Samza-Luwak Proof of Concept

This project is an experimental setup for using Luwak within Samza.

Use case: imagine you want to implement something like Google Alerts. Every time a new document is published, you want to run it through a list of search queries, and notify someone if the document matches one of the queries. (There's actually a whole industry that specialises in doing this.) A similar use case is Twitter search, when you want to see a stream of tweets matching a search query.

We're exploring ways of making such streaming search queries scalable (scaling both to large throughput of documents and large numbers of queries), using the following tools:

What we're doing is a bit similar to ElasticSearch's percolator, but we think it has the potential to perform better and be more scalable.

High-level architecture

There are two input streams and one output stream, which are implemented as Kafka topics:

Note that there is currently no persistent index of documents. This is pure stream search: search results include only documents that are published after the query is registered, but not historical documents.

Partitioning

How do we make this fast and scalable? Evaluating a single search query is fast, but if you're matching each document against hundreds of thousands of queries (some of which can be very complex), it can take a significant time to process every document. We are investigating several approaches:

At the moment, we are exploring partitioning of the query set. This requires a multi-stage pipeline:

  1. Documents need to be published to all partitions of the documents stream. Queries need to be partitioned by query ID (and only published to one partition).
  2. The matching job matches each documents against the queries within its partition, and emits a message to the "matches" stream, indicating which query IDs matched that document ID.
  3. A second job consumes the "matches" stream, and waits for the matches from all the partitions to arrive. When all partitions have processed a particular document, this job emits a message to the "combined-matches" stream, which now includes the matching query IDs from all partitions.

Building

This project is very hacky and experimental, and may not work at all. It's also a bit convoluted to build right now, because it depends on various unreleased components.
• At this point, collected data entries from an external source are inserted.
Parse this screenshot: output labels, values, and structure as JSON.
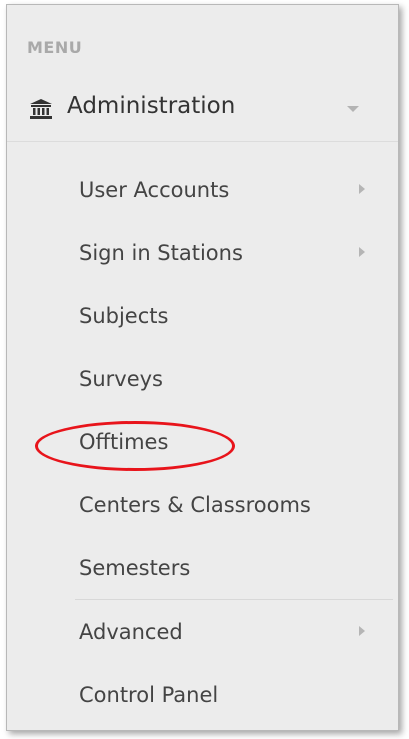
{
  "menu": {
    "header": "MENU",
    "group": {
      "label": "Administration",
      "icon": "bank-icon",
      "expanded": true
    },
    "items": [
      {
        "label": "User Accounts",
        "has_submenu": true
      },
      {
        "label": "Sign in Stations",
        "has_submenu": true
      },
      {
        "label": "Subjects",
        "has_submenu": false
      },
      {
        "label": "Surveys",
        "has_submenu": false
      },
      {
        "label": "Offtimes",
        "has_submenu": false,
        "highlighted": true
      },
      {
        "label": "Centers & Classrooms",
        "has_submenu": false
      },
      {
        "label": "Semesters",
        "has_submenu": false
      },
      {
        "label": "Advanced",
        "has_submenu": true
      },
      {
        "label": "Control Panel",
        "has_submenu": false
      }
    ]
  },
  "colors": {
    "panel_background": "#ececec",
    "text": "#444444",
    "header_text": "#a9a9a9",
    "highlight": "#e8141b"
  }
}
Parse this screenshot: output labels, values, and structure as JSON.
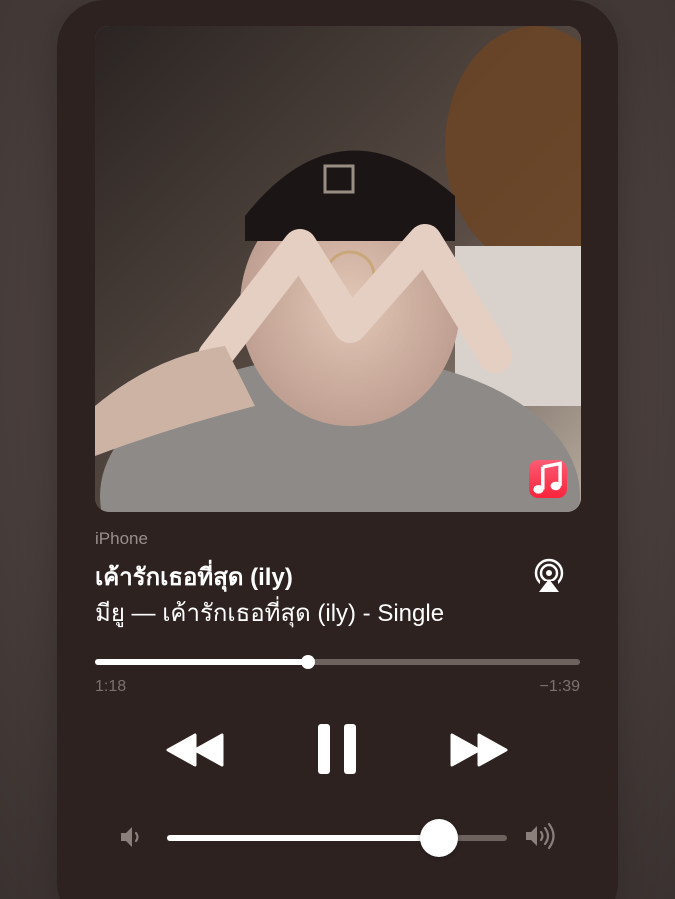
{
  "now_playing": {
    "source": "iPhone",
    "title": "เค้ารักเธอที่สุด (ily)",
    "subtitle": "มียู — เค้ารักเธอที่สุด (ily) - Single",
    "artwork_icon": "person-making-heart-hands-photo",
    "app_badge_icon": "apple-music-icon",
    "airplay_icon": "airplay-audio-icon"
  },
  "playback": {
    "elapsed": "1:18",
    "remaining": "−1:39",
    "progress_fraction": 0.44,
    "state": "playing",
    "controls": {
      "rewind_icon": "rewind-icon",
      "pause_icon": "pause-icon",
      "forward_icon": "fast-forward-icon"
    }
  },
  "volume": {
    "level_fraction": 0.8,
    "min_icon": "speaker-low-icon",
    "max_icon": "speaker-high-icon"
  },
  "colors": {
    "widget_background": "#2d2220",
    "accent": "#ffffff",
    "track_background": "#6e625f",
    "muted_text": "#7c716d",
    "music_badge": "#fa243c"
  }
}
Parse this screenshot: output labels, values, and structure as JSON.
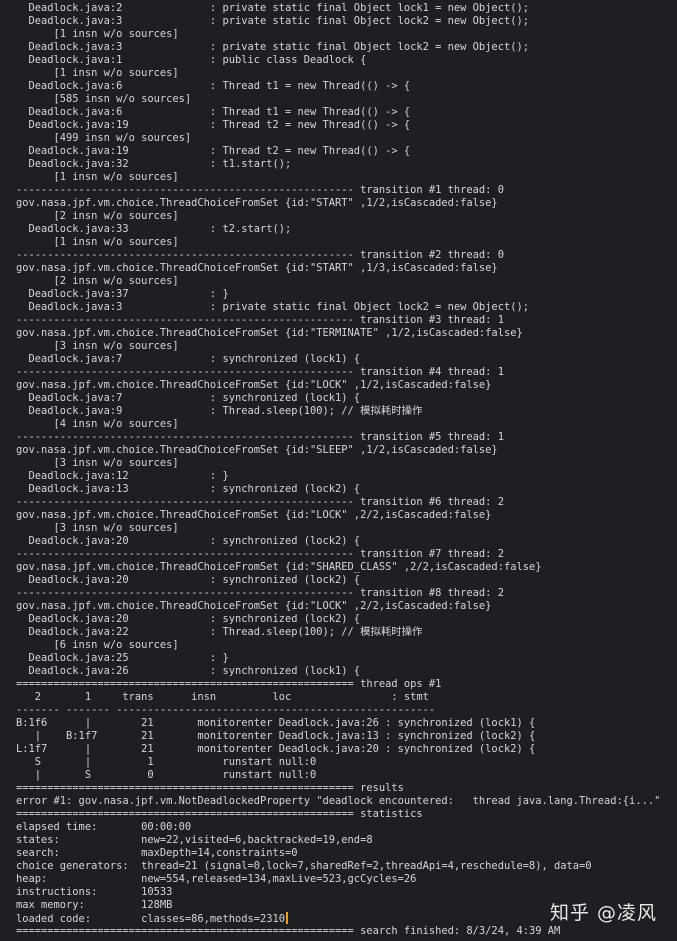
{
  "console": {
    "lines": [
      "  Deadlock.java:2              : private static final Object lock1 = new Object();",
      "  Deadlock.java:3              : private static final Object lock2 = new Object();",
      "      [1 insn w/o sources]",
      "  Deadlock.java:3              : private static final Object lock2 = new Object();",
      "  Deadlock.java:1              : public class Deadlock {",
      "      [1 insn w/o sources]",
      "  Deadlock.java:6              : Thread t1 = new Thread(() -> {",
      "      [585 insn w/o sources]",
      "  Deadlock.java:6              : Thread t1 = new Thread(() -> {",
      "  Deadlock.java:19             : Thread t2 = new Thread(() -> {",
      "      [499 insn w/o sources]",
      "  Deadlock.java:19             : Thread t2 = new Thread(() -> {",
      "  Deadlock.java:32             : t1.start();",
      "      [1 insn w/o sources]",
      "------------------------------------------------------ transition #1 thread: 0",
      "gov.nasa.jpf.vm.choice.ThreadChoiceFromSet {id:\"START\" ,1/2,isCascaded:false}",
      "      [2 insn w/o sources]",
      "  Deadlock.java:33             : t2.start();",
      "      [1 insn w/o sources]",
      "------------------------------------------------------ transition #2 thread: 0",
      "gov.nasa.jpf.vm.choice.ThreadChoiceFromSet {id:\"START\" ,1/3,isCascaded:false}",
      "      [2 insn w/o sources]",
      "  Deadlock.java:37             : }",
      "  Deadlock.java:3              : private static final Object lock2 = new Object();",
      "------------------------------------------------------ transition #3 thread: 1",
      "gov.nasa.jpf.vm.choice.ThreadChoiceFromSet {id:\"TERMINATE\" ,1/2,isCascaded:false}",
      "      [3 insn w/o sources]",
      "  Deadlock.java:7              : synchronized (lock1) {",
      "------------------------------------------------------ transition #4 thread: 1",
      "gov.nasa.jpf.vm.choice.ThreadChoiceFromSet {id:\"LOCK\" ,1/2,isCascaded:false}",
      "  Deadlock.java:7              : synchronized (lock1) {",
      "  Deadlock.java:9              : Thread.sleep(100); // 模拟耗时操作",
      "      [4 insn w/o sources]",
      "------------------------------------------------------ transition #5 thread: 1",
      "gov.nasa.jpf.vm.choice.ThreadChoiceFromSet {id:\"SLEEP\" ,1/2,isCascaded:false}",
      "      [3 insn w/o sources]",
      "  Deadlock.java:12             : }",
      "  Deadlock.java:13             : synchronized (lock2) {",
      "------------------------------------------------------ transition #6 thread: 2",
      "gov.nasa.jpf.vm.choice.ThreadChoiceFromSet {id:\"LOCK\" ,2/2,isCascaded:false}",
      "      [3 insn w/o sources]",
      "  Deadlock.java:20             : synchronized (lock2) {",
      "------------------------------------------------------ transition #7 thread: 2",
      "gov.nasa.jpf.vm.choice.ThreadChoiceFromSet {id:\"SHARED_CLASS\" ,2/2,isCascaded:false}",
      "  Deadlock.java:20             : synchronized (lock2) {",
      "------------------------------------------------------ transition #8 thread: 2",
      "gov.nasa.jpf.vm.choice.ThreadChoiceFromSet {id:\"LOCK\" ,2/2,isCascaded:false}",
      "  Deadlock.java:20             : synchronized (lock2) {",
      "  Deadlock.java:22             : Thread.sleep(100); // 模拟耗时操作",
      "      [6 insn w/o sources]",
      "  Deadlock.java:25             : }",
      "  Deadlock.java:26             : synchronized (lock1) {",
      "====================================================== thread ops #1",
      "   2       1     trans      insn         loc                : stmt",
      "------- ------- ---------------------------------------------------",
      "B:1f6      |        21       monitorenter Deadlock.java:26 : synchronized (lock1) {",
      "   |    B:1f7       21       monitorenter Deadlock.java:13 : synchronized (lock2) {",
      "L:1f7      |        21       monitorenter Deadlock.java:20 : synchronized (lock2) {",
      "   S       |         1           runstart null:0",
      "   |       S         0           runstart null:0",
      "====================================================== results",
      "error #1: gov.nasa.jpf.vm.NotDeadlockedProperty \"deadlock encountered:   thread java.lang.Thread:{i...\"",
      "====================================================== statistics",
      "elapsed time:       00:00:00",
      "states:             new=22,visited=6,backtracked=19,end=8",
      "search:             maxDepth=14,constraints=0",
      "choice generators:  thread=21 (signal=0,lock=7,sharedRef=2,threadApi=4,reschedule=8), data=0",
      "heap:               new=554,released=134,maxLive=523,gcCycles=26",
      "instructions:       10533",
      "max memory:         128MB",
      "loaded code:        classes=86,methods=2310",
      "====================================================== search finished: 8/3/24, 4:39 AM"
    ]
  },
  "watermark": {
    "text": "知乎 @凌风"
  }
}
Check out Samza (master branch), build it and install it to your local Maven repository:

git clone https://github.com/apache/incubator-samza.git samza
cd samza
./gradlew -PscalaVersion=2.10 clean publishToMavenLocal

Check out hello-samza (latest branch), and use it to launch Zookeeper, Kafka and YARN locally:

git clone https://github.com/apache/incubator-samza-hello-samza.git hello-samza
cd hello-samza
git checkout latest
bin/grid bootstrap
bin/grid start all
for topic in documents queries matches1 combinedmatches matches-combiner-changelog; do
  deploy/kafka/bin/kafka-topics.sh --zookeeper localhost:2181 --create --topic $topic --partitions 2 --replication-factor 1
done

Check out Flax's fork of Lucene (positions-5x branch), which has a new feature that Luwak needs, but is not yet upstream (it should be committed upstream eventually):

git clone https://github.com/flaxsearch/lucene-solr-intervals.git
cd lucene-solr-internals
git checkout positions-5x
mvn -DskipTests install

Check out Luwak (1.1.x branch), build it and install it to your local Maven repository (note this currently doesn't work with JDK8):

git clone https://github.com/flaxsearch/luwak.git
cd luwak
git checkout 1.1.x
mvn install

Build and run this project:

git clone https://github.com/romseygeek/samza-luwak.git
cd samza-luwak
mvn clean package
mkdir deploy
tar -xzvf target/samza-luwak-1.0-SNAPSHOT-dist.tar.gz -C deploy/
deploy/bin/run-job.sh --config-path=file://$PWD/deploy/config/luwak.properties
deploy/bin/run-job.sh --config-path=file://$PWD/deploy/config/combiner.properties

Now you can try adding some test documents and queries to the system, and observe the output:

hello-samza/deploy/kafka/bin/kafka-console-consumer.sh --zookeeper localhost:2181 --topic combinedmatches --from-beginning &
java -jar samza-luwak/target/samza-luwak-1.0-SNAPSHOT.jar
q query1 foo AND bar
q query2 bar AND baz
d doc1 this document contains the words foo and bar only
d doc2 this document, on the other hand, mentions bar and baz.
d doc3 this one goes nuts and mentions foo, bar and baz -- all three!
d doc4 finally, this one mentions none of those words.
quit

In that command-line tool, queries are defined with "q", followed by the query ID, followed by a Lucene query string. Documents are defined with "d", followed by the document ID, followed by the text of the document.